The skyMap was added to the export file (accidentally left behind) with DM-36726.
And the isolated star catalogs were added on DM-36726 by first rerunning `python scripts/rename_sourcetable_columns.py` and followed with `python scripts/make_hsc_star_associations.py` with some additional by-hand modification of the exports.yaml described in that script.
At the same time, the visitSummary tables were updated to include (blank) skyBg sky background values which are optionally used by fgcmcal, by running `python scripts/update_hsc_visit_summaries.py`.
## LATISS
On August 24, 2023, a subset of the dithered LATISS photometric survey data was extracted from the `LATISS/runs/AUXTEL_DRP_IMAGING_2023-08A-07AB-05AB/w_2023_33/PREOPS-3613` collection on `/repo/embargo`.

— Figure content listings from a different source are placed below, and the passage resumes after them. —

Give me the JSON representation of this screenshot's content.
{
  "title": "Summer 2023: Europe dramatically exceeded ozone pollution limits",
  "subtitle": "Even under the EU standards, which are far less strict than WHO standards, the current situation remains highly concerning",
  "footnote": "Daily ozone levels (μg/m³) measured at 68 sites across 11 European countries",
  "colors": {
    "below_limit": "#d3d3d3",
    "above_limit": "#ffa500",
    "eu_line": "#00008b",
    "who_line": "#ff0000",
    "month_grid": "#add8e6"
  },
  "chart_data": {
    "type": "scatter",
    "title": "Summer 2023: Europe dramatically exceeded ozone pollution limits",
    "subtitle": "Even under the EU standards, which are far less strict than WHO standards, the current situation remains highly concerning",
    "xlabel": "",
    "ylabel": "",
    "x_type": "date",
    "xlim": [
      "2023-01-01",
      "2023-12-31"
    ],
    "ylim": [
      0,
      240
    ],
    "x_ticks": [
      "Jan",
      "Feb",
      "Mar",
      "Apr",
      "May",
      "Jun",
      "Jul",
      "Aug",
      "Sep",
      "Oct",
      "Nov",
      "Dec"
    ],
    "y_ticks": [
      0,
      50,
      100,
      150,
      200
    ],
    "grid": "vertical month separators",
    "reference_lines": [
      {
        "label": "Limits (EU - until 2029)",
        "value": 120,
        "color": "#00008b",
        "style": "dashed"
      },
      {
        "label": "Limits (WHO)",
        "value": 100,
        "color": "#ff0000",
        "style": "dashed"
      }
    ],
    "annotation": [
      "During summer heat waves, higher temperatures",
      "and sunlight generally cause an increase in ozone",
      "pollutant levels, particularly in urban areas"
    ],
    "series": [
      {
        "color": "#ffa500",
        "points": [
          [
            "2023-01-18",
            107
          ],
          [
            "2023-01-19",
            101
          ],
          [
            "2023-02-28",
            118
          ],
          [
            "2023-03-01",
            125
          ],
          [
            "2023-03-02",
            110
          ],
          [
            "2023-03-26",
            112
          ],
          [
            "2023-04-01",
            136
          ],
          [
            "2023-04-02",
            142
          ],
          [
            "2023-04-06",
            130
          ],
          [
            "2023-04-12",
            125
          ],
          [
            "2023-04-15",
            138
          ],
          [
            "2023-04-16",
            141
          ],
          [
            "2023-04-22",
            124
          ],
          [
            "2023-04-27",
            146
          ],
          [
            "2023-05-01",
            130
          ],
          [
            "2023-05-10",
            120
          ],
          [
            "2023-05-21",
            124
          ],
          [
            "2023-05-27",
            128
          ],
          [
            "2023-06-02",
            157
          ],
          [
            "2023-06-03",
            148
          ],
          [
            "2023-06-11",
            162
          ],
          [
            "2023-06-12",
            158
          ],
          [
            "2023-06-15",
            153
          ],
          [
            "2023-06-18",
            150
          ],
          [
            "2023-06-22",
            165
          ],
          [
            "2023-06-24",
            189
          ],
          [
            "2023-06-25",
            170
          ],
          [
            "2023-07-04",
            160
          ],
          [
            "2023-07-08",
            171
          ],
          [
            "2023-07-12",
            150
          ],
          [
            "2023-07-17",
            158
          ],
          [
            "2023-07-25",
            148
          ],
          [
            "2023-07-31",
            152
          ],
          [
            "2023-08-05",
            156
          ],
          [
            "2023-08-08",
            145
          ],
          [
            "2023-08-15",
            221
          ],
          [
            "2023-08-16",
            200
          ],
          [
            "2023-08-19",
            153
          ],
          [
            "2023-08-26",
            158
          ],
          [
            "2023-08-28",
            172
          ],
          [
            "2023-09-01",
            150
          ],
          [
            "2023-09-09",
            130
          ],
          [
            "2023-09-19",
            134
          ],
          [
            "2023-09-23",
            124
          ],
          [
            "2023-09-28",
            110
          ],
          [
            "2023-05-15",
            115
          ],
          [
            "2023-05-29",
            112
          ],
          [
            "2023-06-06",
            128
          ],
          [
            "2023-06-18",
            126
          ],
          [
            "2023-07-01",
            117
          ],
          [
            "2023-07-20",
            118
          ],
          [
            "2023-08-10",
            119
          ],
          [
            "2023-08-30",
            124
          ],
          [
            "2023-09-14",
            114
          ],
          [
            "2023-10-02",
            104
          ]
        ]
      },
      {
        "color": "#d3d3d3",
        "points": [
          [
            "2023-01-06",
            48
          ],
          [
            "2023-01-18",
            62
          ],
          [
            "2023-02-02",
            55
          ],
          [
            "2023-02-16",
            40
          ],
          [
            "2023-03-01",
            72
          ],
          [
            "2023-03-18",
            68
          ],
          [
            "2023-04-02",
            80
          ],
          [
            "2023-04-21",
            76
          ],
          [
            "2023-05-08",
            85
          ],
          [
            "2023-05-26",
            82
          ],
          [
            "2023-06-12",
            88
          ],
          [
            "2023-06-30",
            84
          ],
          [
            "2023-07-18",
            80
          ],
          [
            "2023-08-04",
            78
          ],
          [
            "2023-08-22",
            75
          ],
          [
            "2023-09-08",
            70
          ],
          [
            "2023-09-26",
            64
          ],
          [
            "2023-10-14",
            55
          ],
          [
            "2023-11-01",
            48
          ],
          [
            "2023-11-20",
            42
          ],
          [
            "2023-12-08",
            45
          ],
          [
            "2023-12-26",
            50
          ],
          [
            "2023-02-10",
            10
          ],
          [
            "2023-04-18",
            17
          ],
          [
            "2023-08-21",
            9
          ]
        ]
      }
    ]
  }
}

First, a new isolated star catalog needed to be created with only a subset of data, using `w_2023_33`:
* `pipetask run -j 1 -b /repo/embargo -i LATISS/runs/AUXTEL_DRP_IMAGING_2023-08A-07AB-05AB/w_2023_33/PREOPS-3613 -o u/erykoff/LATISS/2023-08A-07AB-05AB/testdata_subset -p $DRP_PIPE_DIR/pipelines/LATISS/DRP.yaml#isolatedStarAssociation -d "visit in (2023051100320, 2023051100357, 2023051100390, 2023051100406, 2023051100448, 2023051100454, 2023051100278, 2023051100473, 2023051100263, 2023051100509, 2023051100304, 2023051100431, 2023051100547, 2023051100379, 2023051100495, 2023051100489, 2023051100401, 2023051100280, 2023051100303, 2023051100508)"`
Then we run the following commands in the `testdata_jointcal` root directory:
* `mkdir -p latiss/testdata`
* `python scripts/export_latiss_from_embargo.py`
## Git LFS
To clone and use this repository, you'll need Git Large File Storage (LFS).
Our [Developer Guide](http://developer.lsst.io/en/latest/tools/git_lfs.html)
explains how to set up Git LFS for LSST development.